Anadolu’daki pavyonlar

Tuba 26 yaşında.

“Nida ile aynı yerde kons olarak çalışıyorum. Ne anlatayım ki erkeklerin zihniyeti bellidir. Sana bağlı her şey. Kandırırsın ya da ne bileyim. Zaten belli eder kendini hani muhabbet etmeye gelmiştir. Müşteriye kızların bazıları aşkım der canım der, ben genellikle kuzum derim, canım derim ismiyle hitap ederim. Bey diye bir şey yoktur pavyonda. Gündüzleri genelde uyuyorum. Sarhoş olduğum zaman bir gibi mide bulantısıyla kalkıyorum, tekrar yatıyorum, akşam beş gibi kalkıyorum. Ortalığı topladım, kahvaltımı yaptım derken akşam oluyor zaten. Kuaföre geliyorum. Sosyal hayat sıfır. Daha önce benzinlikte, markette kasiyer olarak çalıştım. Tezgahtarlık, muhasebecilik de yaptım. Bir sinir öfke anında pavyona başladım. Ablam bu alemde çalışıyor. Günlük TL kazanıyorum ama bizim masraflarımız da ona göre kuaför parası, taksi parası, filan ancak kalıyor geriye” diyor. Daha önce başka şehirlerde de çalışmış Tuba “kadın istemediği sürece ne Antep, ne Maraş’ta kimse kimseyi zorla satamaz. Kadın çıkmak istemezse çıkmaz diyor. Maraş’ta çalıştım, orası kapalı sistem. Gazino alt taraf, üst taraf pansiyon. İzinsiz çıkamıyorsun çarşıya. Emniyet kontrolünde çalışıyorsun. İzin alıyorsun. Üç gün önceden giriş yapamıyorsun dükkana. Dört gün geçmesi lazım. Maraş’ta iki ay çalıştım. Tek başına çıkamıyorsun dışarıya, yanına garson veriyorlar öyle gidiyorsun markete. Orada haftalık veriyorlar. Belli bir sokaktaydı bütün gazinolar. Kadına soruyorlar çıkmak istiyor musun diye. Diyarbakır’ın sistemi açık sistem ama orada da müşteriyle kesinlikle dışarıda görüşmüyorsun. İşinden oluyorsun bir de dayak yiyorsun patrondan. Çok cahil insanları var 3 gün ancak dayanabildim. Ne durdan ne yoktan anlıyorlar. Bursa’nın sistemi de müzikholler üzerine. Turistik gazinolar yevmiye usulü. Müzikholler yarıcı çalışır. Bir şişe bira 50 liraysa yarısı senin, yarısı dükkanın. Orası da açık sistem, kendine kalmış her şey. Bursa’daki müşterilerin tek derdi kadını sarhoş etmektir masada. Hep kapalı bira isterler. Ankara’dakiler bir içki söyleyip hemen kadını çıkarmak isterler. İstanbul’da da yarıcıymış, ablam öyle anlatmıştı. Ankara yevmiye hesabı, en az tane içki içmen lazım ki kendini kurtarabilesin. İster meyve suyu, ister alkol olarak iç hepsi sana içki olarak yazılıyor zaten. Ailem beni öldürür fotoğrafımı çekme” diyor.

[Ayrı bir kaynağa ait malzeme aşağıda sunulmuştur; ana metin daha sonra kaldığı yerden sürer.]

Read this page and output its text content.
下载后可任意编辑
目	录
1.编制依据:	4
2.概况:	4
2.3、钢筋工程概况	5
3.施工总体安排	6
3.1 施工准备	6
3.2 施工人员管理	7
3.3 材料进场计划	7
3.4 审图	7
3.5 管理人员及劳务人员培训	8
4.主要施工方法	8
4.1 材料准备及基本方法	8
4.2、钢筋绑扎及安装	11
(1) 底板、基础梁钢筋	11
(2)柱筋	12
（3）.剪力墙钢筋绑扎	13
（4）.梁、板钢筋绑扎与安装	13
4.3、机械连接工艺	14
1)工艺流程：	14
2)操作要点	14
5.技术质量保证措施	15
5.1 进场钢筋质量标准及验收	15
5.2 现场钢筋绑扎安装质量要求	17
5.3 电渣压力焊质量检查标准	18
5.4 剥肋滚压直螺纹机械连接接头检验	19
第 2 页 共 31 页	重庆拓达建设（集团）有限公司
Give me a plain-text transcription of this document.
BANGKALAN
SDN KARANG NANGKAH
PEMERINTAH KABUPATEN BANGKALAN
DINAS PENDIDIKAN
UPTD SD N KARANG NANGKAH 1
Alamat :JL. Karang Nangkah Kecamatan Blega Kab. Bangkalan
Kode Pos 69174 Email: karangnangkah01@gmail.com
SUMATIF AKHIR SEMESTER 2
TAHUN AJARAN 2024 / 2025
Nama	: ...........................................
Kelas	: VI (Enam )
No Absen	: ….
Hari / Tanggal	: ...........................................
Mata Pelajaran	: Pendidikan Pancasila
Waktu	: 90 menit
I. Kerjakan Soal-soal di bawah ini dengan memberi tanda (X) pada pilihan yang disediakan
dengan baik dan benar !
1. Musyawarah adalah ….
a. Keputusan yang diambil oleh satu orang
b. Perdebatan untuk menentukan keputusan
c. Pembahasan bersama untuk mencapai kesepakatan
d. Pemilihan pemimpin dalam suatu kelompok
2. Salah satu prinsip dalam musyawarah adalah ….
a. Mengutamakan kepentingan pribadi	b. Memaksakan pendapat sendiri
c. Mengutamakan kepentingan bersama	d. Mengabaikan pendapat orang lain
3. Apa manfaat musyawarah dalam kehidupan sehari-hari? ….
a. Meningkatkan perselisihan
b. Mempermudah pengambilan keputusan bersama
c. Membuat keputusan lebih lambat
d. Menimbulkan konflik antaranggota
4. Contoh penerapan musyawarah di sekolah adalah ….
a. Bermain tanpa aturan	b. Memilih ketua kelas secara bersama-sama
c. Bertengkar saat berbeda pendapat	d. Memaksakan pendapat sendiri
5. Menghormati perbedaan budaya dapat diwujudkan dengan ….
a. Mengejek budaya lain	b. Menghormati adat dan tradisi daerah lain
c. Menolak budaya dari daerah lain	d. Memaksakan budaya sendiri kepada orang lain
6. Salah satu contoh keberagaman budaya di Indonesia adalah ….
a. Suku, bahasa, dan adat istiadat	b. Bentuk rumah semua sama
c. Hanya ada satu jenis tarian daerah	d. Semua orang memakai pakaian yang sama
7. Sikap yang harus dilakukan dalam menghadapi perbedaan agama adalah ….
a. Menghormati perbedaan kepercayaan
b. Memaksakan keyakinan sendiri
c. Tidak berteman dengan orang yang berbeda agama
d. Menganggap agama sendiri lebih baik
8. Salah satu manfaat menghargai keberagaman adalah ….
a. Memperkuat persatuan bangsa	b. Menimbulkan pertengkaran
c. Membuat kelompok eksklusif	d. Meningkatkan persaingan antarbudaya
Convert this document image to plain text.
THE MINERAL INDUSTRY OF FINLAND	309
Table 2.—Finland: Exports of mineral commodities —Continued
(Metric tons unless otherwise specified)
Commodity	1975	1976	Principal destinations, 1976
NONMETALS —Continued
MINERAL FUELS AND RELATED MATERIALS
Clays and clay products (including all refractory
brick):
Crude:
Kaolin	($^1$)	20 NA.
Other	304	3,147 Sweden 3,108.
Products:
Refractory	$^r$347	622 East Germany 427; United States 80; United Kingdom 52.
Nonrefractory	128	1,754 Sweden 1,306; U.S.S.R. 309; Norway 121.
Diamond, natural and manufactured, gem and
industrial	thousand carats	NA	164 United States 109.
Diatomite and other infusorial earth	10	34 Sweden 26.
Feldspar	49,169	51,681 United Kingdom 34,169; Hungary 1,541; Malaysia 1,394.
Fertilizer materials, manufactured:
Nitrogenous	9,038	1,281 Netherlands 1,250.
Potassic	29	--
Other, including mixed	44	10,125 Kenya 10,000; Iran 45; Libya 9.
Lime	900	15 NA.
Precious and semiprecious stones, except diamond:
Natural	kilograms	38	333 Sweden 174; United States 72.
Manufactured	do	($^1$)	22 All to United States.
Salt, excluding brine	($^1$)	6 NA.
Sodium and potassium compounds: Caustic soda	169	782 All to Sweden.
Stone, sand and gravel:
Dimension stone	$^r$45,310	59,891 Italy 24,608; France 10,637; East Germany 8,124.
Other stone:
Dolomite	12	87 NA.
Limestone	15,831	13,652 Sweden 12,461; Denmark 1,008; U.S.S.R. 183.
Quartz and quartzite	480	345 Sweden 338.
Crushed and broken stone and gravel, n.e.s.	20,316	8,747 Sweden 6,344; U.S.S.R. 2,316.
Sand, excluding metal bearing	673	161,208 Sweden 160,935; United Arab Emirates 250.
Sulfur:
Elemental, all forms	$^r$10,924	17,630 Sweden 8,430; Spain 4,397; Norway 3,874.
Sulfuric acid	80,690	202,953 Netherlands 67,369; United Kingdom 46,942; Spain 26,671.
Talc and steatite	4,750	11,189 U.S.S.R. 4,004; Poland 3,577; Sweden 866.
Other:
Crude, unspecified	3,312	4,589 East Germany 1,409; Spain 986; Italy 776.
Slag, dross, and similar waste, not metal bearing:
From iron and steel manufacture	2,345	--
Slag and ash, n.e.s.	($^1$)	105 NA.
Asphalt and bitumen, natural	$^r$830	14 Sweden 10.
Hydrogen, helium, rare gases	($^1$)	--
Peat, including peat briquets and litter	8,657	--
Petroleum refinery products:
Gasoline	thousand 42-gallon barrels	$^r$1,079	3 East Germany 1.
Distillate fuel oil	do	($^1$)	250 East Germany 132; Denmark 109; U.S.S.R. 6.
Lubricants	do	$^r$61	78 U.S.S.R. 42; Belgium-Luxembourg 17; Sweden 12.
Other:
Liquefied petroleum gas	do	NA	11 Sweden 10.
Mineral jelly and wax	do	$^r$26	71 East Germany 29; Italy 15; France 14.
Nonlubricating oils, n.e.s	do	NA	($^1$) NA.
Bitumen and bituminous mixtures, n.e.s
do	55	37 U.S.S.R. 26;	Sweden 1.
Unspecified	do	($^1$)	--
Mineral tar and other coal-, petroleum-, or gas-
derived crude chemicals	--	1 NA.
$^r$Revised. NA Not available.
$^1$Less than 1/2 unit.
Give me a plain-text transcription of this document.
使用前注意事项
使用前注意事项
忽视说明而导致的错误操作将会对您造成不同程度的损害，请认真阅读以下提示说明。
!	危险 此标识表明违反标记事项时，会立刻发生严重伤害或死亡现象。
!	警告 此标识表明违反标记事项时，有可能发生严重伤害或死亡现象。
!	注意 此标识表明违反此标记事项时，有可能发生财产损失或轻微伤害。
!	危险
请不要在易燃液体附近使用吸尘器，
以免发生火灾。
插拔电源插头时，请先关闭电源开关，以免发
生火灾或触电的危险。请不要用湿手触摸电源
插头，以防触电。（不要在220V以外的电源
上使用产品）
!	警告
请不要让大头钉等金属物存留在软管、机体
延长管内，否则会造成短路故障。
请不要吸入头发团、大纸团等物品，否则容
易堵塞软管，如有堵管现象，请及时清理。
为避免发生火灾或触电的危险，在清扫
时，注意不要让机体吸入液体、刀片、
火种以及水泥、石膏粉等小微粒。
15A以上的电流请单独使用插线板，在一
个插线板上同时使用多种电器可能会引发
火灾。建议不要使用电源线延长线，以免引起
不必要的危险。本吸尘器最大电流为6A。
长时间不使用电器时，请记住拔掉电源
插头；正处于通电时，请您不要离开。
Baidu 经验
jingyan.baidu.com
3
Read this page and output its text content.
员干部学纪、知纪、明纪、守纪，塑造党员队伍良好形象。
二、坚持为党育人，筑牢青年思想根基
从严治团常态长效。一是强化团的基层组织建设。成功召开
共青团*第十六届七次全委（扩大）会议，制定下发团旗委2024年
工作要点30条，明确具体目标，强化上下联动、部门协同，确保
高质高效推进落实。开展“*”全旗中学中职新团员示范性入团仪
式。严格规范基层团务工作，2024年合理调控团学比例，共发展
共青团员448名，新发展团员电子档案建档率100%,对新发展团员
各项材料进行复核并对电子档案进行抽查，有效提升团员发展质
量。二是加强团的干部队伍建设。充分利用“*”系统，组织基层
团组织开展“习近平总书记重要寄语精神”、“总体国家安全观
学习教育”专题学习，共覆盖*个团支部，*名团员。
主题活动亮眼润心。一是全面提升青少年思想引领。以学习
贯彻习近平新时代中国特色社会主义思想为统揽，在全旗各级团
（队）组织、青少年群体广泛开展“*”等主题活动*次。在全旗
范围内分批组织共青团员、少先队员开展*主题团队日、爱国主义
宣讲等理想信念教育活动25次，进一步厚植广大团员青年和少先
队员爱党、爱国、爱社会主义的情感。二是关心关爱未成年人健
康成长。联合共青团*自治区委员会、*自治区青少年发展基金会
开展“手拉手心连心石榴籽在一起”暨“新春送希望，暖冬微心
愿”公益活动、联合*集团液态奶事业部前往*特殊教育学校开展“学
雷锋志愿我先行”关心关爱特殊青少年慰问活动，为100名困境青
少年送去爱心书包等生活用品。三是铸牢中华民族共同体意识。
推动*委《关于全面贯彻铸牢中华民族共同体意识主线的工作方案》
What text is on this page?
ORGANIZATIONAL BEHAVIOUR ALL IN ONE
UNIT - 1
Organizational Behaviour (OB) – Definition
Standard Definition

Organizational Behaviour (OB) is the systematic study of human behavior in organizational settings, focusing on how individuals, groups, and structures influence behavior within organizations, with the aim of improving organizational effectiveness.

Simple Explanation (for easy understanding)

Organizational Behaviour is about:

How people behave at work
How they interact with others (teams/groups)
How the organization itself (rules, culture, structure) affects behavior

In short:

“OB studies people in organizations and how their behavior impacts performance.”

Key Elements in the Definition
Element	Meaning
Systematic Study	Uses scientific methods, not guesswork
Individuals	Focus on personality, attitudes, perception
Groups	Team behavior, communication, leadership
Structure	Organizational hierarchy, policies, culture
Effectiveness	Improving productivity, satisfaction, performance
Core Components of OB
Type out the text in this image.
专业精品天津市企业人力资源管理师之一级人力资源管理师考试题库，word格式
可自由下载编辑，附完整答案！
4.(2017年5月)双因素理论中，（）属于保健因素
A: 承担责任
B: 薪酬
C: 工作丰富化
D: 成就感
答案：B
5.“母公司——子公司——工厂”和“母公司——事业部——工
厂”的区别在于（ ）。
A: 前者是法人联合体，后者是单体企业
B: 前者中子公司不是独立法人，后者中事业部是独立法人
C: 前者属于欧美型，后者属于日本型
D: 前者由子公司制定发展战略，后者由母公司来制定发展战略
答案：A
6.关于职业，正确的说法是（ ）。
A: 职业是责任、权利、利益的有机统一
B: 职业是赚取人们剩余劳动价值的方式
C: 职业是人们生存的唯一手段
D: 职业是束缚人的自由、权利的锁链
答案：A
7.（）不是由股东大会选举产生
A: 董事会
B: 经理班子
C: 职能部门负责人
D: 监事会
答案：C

Makyajlarını yapan makyöz (adını yazmamı istemiyor); “İşlerinde profesyonellik istiyorlar, hiç hata kabul etmiyorlar. Simetri filan diyorlar. Gece o karanlıkta nasıl fark ediliyor anlamıyorum. Genelde sadelikten hoşlanıyorlar. Yani iş için yaptırdıkları makyajla gündüz vakti hayatta sokağa çıkmazlar. Bazen çok dengesizlikleri oluyor. Kırıcı oldukları zamanlar da oluyor ama ben hepsini çok seviyorum. Normal insanlara göre daha iyiler.”

Dükkanın gözde kızı Fırtına Sinem

 “27 yaşındayım. Miami Pavyonda çalışıyorum. 6 senedir oyuncu olarak çalışıyorum. Bir sürü farklı yerde çalıştım. Gündüzleri uyuyorum. Sabah 5, gibi çıkıyorum. Akşam 9’da işbaşı. Ben lira alıyorum. 30’uma gelince bırakmayı düşünüyorum, daha gençliğimde biraz daha para kazanayım diye düşünüyorum. Ben eşimden ayrıldım. 7 sene önce. İki çocuğum var, babasında. Orada durmaları en mantıklısı, benim gece hayatım var sonuçta. Çocuklar tarafından çok zor, e gece çalışmak zaten zor. Ankara müşterisi gece alemini çok seviyor. Her gece gördüğümüz masalar var. Bana çok aşık olan oldu. Çok batırdıklarım oldu. (gülüyor) dışarıda rahatsız edenler de oldu da, kimseyle istemediğimiz zaman görüşmek zorunda değiliz.”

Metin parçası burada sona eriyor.